Although Michigan Sheriff Michael J. Bouchard runs one of the nation’s largest sheriff’s offices — with about 1,400 officers stationed a few miles northwest of Detroit — he spends a lot of time in Washington.
During the waning days of the Obama Administration, Bouchard, who is also chair of government affairs of the Major County Sheriff’s Association of America, engaged in a succession of heated debates with senior White House and Justice Department officials who wanted to know: Why do local cops need Pentagon-issued bayonets?
“They started with a premise in the meeting: ‘Can you explain why you would need all of this military equipment?’” Bouchard recalled in an interview. “And I said: ‘Can we reverse the premise, and you tell me what you find objectionable and then I will explain its use?’”
“The reality is there’s not a police department in America that fixes bayonets onto a weapon, and charges,” he said.
After images circulated in the summer of 2014 of hulking armored vehicles carrying police in commando gear through tear-gas smoke and protesters in Ferguson, Mo., the militarization of police became a hot topic, and the bayonets handed down from the armed forces came to symbolize the excess.
“What purpose are bayonets being given out for?” Sen. Rand Paul, the Kentucky Republican, asked during a congressional hearing. “I can give you an answer. None.” The bayonet, a relic of wars fought hand-to-hand, had come to represent the absurdity of the Pentagon-to-police equipment pipeline.

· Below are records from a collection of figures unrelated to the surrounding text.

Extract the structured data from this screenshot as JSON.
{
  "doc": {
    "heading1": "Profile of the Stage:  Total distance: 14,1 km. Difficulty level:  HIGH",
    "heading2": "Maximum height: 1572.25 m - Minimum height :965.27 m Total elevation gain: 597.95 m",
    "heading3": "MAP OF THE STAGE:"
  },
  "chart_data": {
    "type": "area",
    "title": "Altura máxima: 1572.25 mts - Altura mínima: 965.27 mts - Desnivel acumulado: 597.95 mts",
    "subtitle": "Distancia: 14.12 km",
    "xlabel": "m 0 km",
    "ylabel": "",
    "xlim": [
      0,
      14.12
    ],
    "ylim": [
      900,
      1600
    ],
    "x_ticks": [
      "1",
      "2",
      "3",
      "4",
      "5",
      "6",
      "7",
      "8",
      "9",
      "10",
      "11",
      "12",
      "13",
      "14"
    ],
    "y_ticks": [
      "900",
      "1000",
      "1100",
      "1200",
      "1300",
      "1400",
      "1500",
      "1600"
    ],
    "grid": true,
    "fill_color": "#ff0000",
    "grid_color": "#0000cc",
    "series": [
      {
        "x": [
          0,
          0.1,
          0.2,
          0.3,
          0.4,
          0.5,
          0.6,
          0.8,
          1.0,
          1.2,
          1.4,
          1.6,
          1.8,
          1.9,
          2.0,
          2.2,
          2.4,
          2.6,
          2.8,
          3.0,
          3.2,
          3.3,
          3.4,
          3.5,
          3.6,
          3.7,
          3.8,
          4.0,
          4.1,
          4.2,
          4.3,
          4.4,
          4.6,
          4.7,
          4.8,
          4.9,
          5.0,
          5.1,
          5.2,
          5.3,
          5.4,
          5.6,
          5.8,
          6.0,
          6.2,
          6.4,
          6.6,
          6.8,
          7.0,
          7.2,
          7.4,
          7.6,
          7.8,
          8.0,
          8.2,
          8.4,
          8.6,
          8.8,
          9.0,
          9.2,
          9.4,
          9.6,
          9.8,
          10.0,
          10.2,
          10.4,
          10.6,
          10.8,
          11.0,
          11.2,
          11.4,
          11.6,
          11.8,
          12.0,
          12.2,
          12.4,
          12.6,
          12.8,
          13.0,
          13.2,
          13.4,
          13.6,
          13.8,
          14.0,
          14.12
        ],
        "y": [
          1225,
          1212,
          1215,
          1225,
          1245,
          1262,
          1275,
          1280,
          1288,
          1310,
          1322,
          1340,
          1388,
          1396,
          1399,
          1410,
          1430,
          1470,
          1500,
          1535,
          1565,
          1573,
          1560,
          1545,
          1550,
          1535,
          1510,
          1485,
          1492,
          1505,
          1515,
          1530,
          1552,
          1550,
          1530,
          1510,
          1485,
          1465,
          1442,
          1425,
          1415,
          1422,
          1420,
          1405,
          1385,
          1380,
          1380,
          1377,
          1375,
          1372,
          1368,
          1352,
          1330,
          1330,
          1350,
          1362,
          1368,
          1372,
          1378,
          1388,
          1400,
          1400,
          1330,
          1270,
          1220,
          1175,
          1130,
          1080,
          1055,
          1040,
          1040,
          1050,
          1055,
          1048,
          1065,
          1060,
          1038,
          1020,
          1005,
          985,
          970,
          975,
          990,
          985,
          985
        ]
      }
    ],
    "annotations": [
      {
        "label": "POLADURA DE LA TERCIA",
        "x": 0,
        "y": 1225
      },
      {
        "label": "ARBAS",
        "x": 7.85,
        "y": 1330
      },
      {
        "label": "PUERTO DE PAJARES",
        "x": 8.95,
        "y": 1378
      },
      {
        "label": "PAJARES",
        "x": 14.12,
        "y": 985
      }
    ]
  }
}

President Obama gathered a “working group” of law enforcement experts and professionals, including Bouchard, to advise him on how to revamp the pipeline that has fed military goods to police agencies since the 1990s. “We’ve seen how militarized gear can sometimes give people the feeling like there’s an occupied force,” said Obama on the day he pulled bayonets, tracked armored vehicles and grenade launchers from the weapons program.
Before the Obama ban, there were over 12,000 Pentagon-issued bayonets spread across more than 170 counties across the nation, according to a Marshall Project review of Department of Defense data from early 2006 through the spring of 2014. Obama’s order had called for the removal of “large knives designed to be attached to the muzzle of rifle/shotgun/long gun for the purposes of hand-to-hand combat.”
Bayonets were first used by French hunters to kill wild boars, and were popularized as military hardware after the War of 1812. As technology advanced, bayonets evolved from foot-long spears to easily-removable combat knives. During the civil rights era, bayonets were used by police to turn away African-American marchers.
As of June, there were still thousands of bayonets in the hands of law enforcement agencies, mainly federal task forces near the United States-Mexico border, according to Department of Defense data reviewed by The Marshall Project. More than half of the weapons were being used in El Paso, Texas, by federal border patrol officers. (The border patrol did not respond to inquiries.)
The bayonet returned to the spotlight on Monday when Attorney General Jeff Sessions told a roomful of police union leaders that the Obama-era restrictions on the federal program were being rescinded.
Sessions’ return of the bayonets brought fresh complaints from the earlier critics. “To support our local police we must realize they aren’t soldiers,” Sen. Paul tweeted after Sessions’ announcement.. “But the line between the two is being eroded.” And the ACLU chimed in: “Trump Just Gave Thousands of Bayonets And Hundreds of Grenade Launchers Back To Police.”
Out of curiosity, the Marshall Project called up local law enforcement officials and asked what officers were doing with the bayonets.
Police in Tucson, Ariz. had used them to cut wire, a spokesperson explained via email, but never as a weapon.
“I guess they call it a bayonet on the inventory,” said Sheriff Jeff Shaver of Cherokee County, Alabama. “But it’s actually a knife. We are out in the woods doing rescues. We use them for cutting rope, cutting seat belts, things like that.”
Before Obama’s order, Bouchard’s agency gave out chrome-plated bayonets to the honor guard to carry in funerals and processions. Those had to be returned, but his agency was able to keep hundreds of the weapons, which were grandfathered into his inventory and are part of his officers’ medical kits.
Jefferson County, Alabama, Sheriff’s Chief Deputy Randy Christian says his agency had received 55 bayonets from the Pentagon over the years, and they are still being carried in trunks by first responders rushing to car crashes or other emergencies.
“I wholeheartedly agree that I do not want my personnel looking like the military,” Christian said. “That isn’t our role. But there is a lot of military equipment that can serve a law enforcement purpose that has already been paid for with hard-earned tax dollars.”
Really, Sheriff Shaver of Alabama explained, “there is nothing special. They were just free.”